Crucially, there's a tiered comparison here. Group selection is weaker/will operate slower than individual selection. (standard) Individual selection is weaker/will operate slower than sexual selection (which is often more comparable to 'first past the post' - Jimmy has a visible positive trait which make him .2% more likely to survive, Johnny doesn't - sexual selection aside it's going to be a long time before Jimmy beneficial traits blees through the population - however, if the trait is sexually selected for it may now effectively cause a 50-90% greater chance of being represented in the next generation. This is where the term "runaway sexual selection" comes from.

Ian Sturrock (2/1/2007)
On the Omega-3 front, Omega-3 is found in other places than fish, notable linseeds (and most other seeds, to a lesser extent), various nuts, beans, and leafy green vegetables. The problems with Omega-3 & Omega-6 balance (which are thought to lead to depression, among other things) stem from the modern Western diet being unnaturally high in Omega-6 -- because we eat too much fried food, mostly (fried in various plant oils that are high in Omega-6).

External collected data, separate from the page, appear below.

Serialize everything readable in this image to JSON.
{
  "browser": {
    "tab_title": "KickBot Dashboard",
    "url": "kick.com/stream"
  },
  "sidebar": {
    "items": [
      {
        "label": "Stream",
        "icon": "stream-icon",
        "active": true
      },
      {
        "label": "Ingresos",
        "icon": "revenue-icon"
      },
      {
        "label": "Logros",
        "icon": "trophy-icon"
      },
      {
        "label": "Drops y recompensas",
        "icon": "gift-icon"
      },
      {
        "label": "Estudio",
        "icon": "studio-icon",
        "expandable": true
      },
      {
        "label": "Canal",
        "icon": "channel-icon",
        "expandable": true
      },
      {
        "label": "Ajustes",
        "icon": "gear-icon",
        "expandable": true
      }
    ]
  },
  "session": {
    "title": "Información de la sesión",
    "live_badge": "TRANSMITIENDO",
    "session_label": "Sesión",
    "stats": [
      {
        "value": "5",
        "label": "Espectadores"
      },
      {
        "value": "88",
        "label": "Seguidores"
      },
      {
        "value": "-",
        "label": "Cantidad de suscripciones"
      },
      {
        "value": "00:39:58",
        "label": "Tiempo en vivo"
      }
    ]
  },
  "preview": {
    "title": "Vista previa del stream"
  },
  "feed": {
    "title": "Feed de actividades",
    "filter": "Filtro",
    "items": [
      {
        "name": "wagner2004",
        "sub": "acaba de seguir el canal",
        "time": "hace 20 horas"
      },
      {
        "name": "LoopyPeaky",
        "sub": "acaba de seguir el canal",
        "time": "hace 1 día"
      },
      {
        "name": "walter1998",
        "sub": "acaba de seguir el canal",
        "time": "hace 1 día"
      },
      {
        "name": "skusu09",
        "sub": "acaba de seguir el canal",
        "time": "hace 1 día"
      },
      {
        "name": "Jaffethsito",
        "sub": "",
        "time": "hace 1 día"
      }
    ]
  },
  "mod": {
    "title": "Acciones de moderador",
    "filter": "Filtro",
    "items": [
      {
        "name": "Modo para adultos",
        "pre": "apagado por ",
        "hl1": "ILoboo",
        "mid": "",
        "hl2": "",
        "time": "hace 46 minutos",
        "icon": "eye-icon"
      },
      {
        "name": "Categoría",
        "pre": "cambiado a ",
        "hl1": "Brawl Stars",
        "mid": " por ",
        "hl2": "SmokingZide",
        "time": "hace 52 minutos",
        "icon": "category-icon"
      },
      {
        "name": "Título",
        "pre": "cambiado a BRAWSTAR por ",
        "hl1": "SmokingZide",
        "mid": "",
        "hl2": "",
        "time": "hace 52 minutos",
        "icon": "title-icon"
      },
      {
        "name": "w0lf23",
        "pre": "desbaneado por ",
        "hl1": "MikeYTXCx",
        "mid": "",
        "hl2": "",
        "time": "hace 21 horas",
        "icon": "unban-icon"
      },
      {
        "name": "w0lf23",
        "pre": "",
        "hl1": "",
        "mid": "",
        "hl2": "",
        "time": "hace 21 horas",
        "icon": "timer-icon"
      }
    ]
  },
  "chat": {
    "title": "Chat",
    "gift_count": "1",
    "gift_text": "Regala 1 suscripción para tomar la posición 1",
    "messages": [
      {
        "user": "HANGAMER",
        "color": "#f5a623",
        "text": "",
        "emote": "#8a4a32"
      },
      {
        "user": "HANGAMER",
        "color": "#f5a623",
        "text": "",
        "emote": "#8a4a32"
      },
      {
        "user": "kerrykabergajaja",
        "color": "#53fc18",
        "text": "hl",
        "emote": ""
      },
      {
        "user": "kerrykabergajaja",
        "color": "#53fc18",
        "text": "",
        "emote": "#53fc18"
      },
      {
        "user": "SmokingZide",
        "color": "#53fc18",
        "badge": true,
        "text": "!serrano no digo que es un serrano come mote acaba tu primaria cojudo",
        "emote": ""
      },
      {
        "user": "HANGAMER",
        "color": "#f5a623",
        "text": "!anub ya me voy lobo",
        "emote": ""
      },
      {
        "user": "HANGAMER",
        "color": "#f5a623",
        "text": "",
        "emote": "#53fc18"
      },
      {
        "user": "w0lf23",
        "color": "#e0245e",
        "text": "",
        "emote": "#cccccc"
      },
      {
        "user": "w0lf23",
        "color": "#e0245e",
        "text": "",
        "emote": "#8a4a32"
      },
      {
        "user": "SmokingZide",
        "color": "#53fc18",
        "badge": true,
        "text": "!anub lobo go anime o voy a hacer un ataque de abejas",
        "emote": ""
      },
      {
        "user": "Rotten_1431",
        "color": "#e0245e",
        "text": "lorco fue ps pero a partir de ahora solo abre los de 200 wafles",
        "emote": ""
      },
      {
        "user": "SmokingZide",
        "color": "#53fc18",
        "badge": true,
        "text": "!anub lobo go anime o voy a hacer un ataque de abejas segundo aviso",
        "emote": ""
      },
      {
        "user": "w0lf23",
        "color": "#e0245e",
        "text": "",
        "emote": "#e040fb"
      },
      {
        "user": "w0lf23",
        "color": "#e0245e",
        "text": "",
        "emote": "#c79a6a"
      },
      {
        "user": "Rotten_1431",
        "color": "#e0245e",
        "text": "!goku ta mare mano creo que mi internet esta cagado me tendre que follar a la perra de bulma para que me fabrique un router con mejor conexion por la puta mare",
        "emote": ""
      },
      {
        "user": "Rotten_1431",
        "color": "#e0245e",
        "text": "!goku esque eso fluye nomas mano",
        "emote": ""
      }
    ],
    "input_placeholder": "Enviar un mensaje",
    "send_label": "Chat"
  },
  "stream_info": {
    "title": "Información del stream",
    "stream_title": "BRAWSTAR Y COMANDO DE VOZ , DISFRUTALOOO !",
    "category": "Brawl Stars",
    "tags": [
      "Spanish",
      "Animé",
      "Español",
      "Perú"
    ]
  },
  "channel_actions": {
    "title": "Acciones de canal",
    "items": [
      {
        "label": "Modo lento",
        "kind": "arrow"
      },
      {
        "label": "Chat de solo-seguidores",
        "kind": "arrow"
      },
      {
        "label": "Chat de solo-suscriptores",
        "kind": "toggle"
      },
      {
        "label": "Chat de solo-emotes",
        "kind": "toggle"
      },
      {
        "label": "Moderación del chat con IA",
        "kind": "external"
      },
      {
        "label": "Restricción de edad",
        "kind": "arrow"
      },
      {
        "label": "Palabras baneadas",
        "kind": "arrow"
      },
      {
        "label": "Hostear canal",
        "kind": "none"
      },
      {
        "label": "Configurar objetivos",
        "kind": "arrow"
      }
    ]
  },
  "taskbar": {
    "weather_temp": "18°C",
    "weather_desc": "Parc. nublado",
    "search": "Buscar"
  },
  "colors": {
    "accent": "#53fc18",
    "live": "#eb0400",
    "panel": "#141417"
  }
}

Elaine Morgan was talking about hominids pre-australopithecus. She didn't say omega-3 is only found in fish, she said it was plentiful in fish, notably hard to get hold in the interiors of continents (I assumed she wasn't just saying that fish are hard to get hold in the interiors of continents, but also that other omega-3 containing compounds - and possibly being more specific to Africa). I'll check the book for a direct quote.

Elaine Morgan quotes Robert Martin (maternal energy hypothesis):
http://physiologyonline.physiology.org/cgi/content/abstract/11/4/149

And Michael Crawford ("The Driving Force").

"The omega 3 type is plentiful in the sea food chain, but scarce in the land food chain, especially in the interiors of continents."